I am really struggling with how to write down a proper proof (in general but particularly with this problem), the exact exercise states:
Let $X$ be a set and $\mathcal{P}(X)$ its powerset. Let $A \neq \emptyset$ be a subset of $\mathcal{P}(X)$. Show that $\sup A$ equals the union of $A$ and $\inf A$ the intersection of $A$.
Edit: While $\mathcal{P}(X)$ is ordered by $\subseteq$.
It makes intuitive sense to me. Since any set in $A$ is logically a subset of the union of all sets in $A$. And the intersection of $A$ would be a set that is a subset of all other sets in $A$: worst-case the empty set.
My only problem is how to write this down in the form of an acceptable proof.
Apologies for the maybe trivial question, but I feel like I never learned how to write a proper proof.
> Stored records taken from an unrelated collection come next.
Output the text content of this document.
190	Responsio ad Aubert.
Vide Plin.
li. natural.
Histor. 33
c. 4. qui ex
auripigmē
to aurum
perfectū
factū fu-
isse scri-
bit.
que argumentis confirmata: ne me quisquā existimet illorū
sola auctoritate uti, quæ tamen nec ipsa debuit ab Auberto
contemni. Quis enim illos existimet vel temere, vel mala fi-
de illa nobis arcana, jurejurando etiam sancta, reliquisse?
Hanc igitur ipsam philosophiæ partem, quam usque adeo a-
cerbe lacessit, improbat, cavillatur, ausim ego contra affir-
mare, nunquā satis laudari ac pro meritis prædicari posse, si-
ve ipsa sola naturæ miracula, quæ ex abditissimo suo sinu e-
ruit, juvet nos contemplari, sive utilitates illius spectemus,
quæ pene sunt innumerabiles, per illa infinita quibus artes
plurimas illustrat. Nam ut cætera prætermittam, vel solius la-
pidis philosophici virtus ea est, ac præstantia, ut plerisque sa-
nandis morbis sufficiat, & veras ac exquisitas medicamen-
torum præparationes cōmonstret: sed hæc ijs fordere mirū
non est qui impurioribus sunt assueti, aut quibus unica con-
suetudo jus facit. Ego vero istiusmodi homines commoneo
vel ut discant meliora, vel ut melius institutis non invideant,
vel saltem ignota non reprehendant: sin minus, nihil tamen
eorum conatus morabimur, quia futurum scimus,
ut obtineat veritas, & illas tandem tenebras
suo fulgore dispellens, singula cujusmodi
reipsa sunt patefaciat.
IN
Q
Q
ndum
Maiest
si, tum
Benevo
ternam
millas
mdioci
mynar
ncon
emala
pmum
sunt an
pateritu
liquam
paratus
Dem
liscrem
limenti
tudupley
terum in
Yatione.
First of all, under inclusion, every non-empty $A\in\mathcal{P}(X)$ has both an upper bound and a lower bound. This is because $$u=\bigcup_{s\in A}s$$ is greater than or equal to every $s\in A$ (since $s\subseteq u$ for all $s\in A$ by the definition of $u$), and also $$l=\bigcap_{s\in A}s$$ is less than or equal to every $s\in A$ (since $s\supseteq l$ for all $s\in A$ by the definition of $l$). We will now show that $u$ and $l$ are the least upper bound and the greatest lower bound of $A$.
Suppose that $u'$ and $l'$ are an arbitrary upper bound and an arbitrary lower bound of $A$. Then $s\subseteq u'$ and $s\supseteq l'$ for every $s\in A$. Therefore, $$u=\bigcup_{s\in A}s\subseteq u'$$ and $$l=\bigcap_{s\in A}s\supseteq l'.$$ The claim follows.